The exhibition spans the first half of the 20th century, looking at the extraordinary achievements of Joaquín Torres-García (Uruguay, 1874-1949) in painting, sculpture, frescoes, drawing and collage, featuring more than 170 works. The exhibition has been organized by Luis Pérez-Oramas, curator of Latin American art at the MoMA, and can be seen from May 19 to September 11 on the third floor of Espacio Fundación Telefónica.
Torres-García (Uruguay, 1874-1949) is considered to be a central figure in the history of modern art. Through his work he adopted the formal freedom of modernity without sharing in the fascination for progress of most modern ideologies, and had as his aim the desire to produce art that was at the same time both temporary and timeless, constructive and symbolic, abstract and concrete.
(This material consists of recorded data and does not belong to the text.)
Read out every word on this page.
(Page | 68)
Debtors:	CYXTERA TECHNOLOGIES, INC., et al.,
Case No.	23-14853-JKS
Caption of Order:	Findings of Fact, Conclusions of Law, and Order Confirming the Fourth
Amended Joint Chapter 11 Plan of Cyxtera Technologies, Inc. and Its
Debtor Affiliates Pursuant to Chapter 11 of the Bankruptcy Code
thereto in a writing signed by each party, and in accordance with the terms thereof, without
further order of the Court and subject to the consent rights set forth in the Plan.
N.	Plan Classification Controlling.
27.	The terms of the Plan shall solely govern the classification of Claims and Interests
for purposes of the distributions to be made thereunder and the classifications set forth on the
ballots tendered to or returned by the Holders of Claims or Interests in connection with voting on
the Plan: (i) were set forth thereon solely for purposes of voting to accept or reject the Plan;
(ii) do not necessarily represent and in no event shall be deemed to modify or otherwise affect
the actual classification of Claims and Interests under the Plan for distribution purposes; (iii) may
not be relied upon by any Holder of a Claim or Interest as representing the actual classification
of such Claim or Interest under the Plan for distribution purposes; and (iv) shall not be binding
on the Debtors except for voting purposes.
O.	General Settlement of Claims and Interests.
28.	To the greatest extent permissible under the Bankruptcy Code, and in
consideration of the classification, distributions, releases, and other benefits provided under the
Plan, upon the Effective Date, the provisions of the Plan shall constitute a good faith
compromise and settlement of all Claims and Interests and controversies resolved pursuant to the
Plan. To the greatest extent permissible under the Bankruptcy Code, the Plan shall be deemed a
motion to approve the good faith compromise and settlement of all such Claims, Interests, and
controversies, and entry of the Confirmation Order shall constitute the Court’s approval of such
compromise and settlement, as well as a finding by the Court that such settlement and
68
Joaquín Torres-García: The Arcadian Modern emphasizes the radical individuality of an artist who eludes classification. A central figure in the history of modernism and a key player in the transatlantic cultural exchanges that informed it, Torres-García has captivated generations of artists on both sides of the Atlantic, especially in the Americas, including major North American artists from Barnett Newman to Louise Bourgeois, and countless Latin American artists.
As he absorbed and transformed the techniques of modern art, Torres-García remained faithful to a vision of time as a collision of different periods rather than a linear progression – a distinction which is particularly relevant to contemporary art.
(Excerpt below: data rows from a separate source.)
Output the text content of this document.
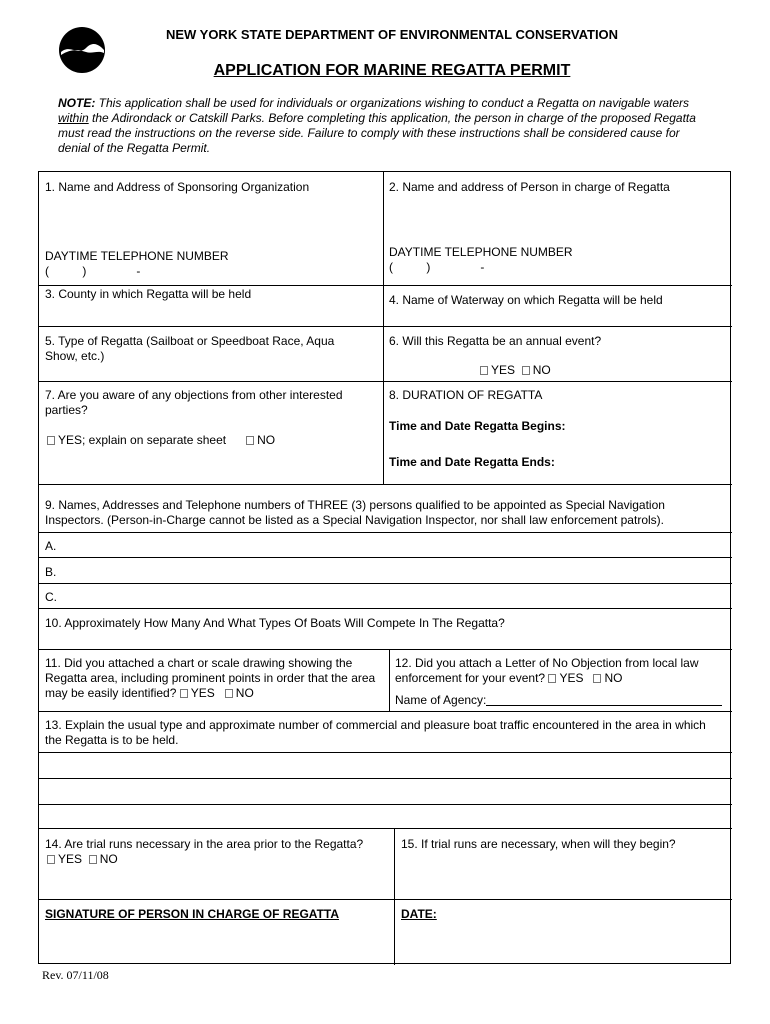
NEW YORK STATE DEPARTMENT OF ENVIRONMENTAL CONSERVATION
APPLICATION FOR MARINE REGATTA PERMIT
NOTE: This application shall be used for individuals or organizations wishing to conduct a Regatta on navigable waters within the Adirondack or Catskill Parks. Before completing this application, the person in charge of the proposed Regatta must read the instructions on the reverse side. Failure to comply with these instructions shall be considered cause for denial of the Regatta Permit.
1. Name and Address of Sponsoring Organization	2. Name and address of Person in charge of Regatta
DAYTIME TELEPHONE NUMBER
(          )               -
DAYTIME TELEPHONE NUMBER
(          )               -
3. County in which Regatta will be held	4. Name of Waterway on which Regatta will be held
5. Type of Regatta (Sailboat or Speedboat Race, Aqua Show, etc.)
6. Will this Regatta be an annual event?
YES NO
7. Are you aware of any objections from other interested parties?
YES; explain on separate sheet	NO
8. DURATION OF REGATTA
Time and Date Regatta Begins:
Time and Date Regatta Ends:
9. Names, Addresses and Telephone numbers of THREE (3) persons qualified to be appointed as Special Navigation Inspectors. (Person-in-Charge cannot be listed as a Special Navigation Inspector, nor shall law enforcement patrols).
A.
B.
C.
10. Approximately How Many And What Types Of Boats Will Compete In The Regatta?
11. Did you attached a chart or scale drawing showing the Regatta area, including prominent points in order that the area may be easily identified? YES NO
12. Did you attach a Letter of No Objection from local law enforcement for your event? YES NO
Name of Agency:
13. Explain the usual type and approximate number of commercial and pleasure boat traffic encountered in the area in which the Regatta is to be held.
14. Are trial runs necessary in the area prior to the Regatta?
YES NO
15. If trial runs are necessary, when will they begin?
SIGNATURE OF PERSON IN CHARGE OF REGATTA	DATE:
Rev. 07/11/08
The exhibition at Espacio Fundación Telefónica is structured chronologically in a series of important chapters embracing the artist’s entire oeuvre, from his early works in Barcelona at the end of the 19th century to his last pieces in Montevideo in 1949. Of particular note are two key moments in his work: the period from 1923 to 1933, when Torres-García took part in several of the early modern European avant-garde movements while establishing his own signature pictographic-constructivist style: and from 1935 to 1943, when, having returned to Uruguay, he produced one of the most comprehensive catalogues of synthetic abstraction.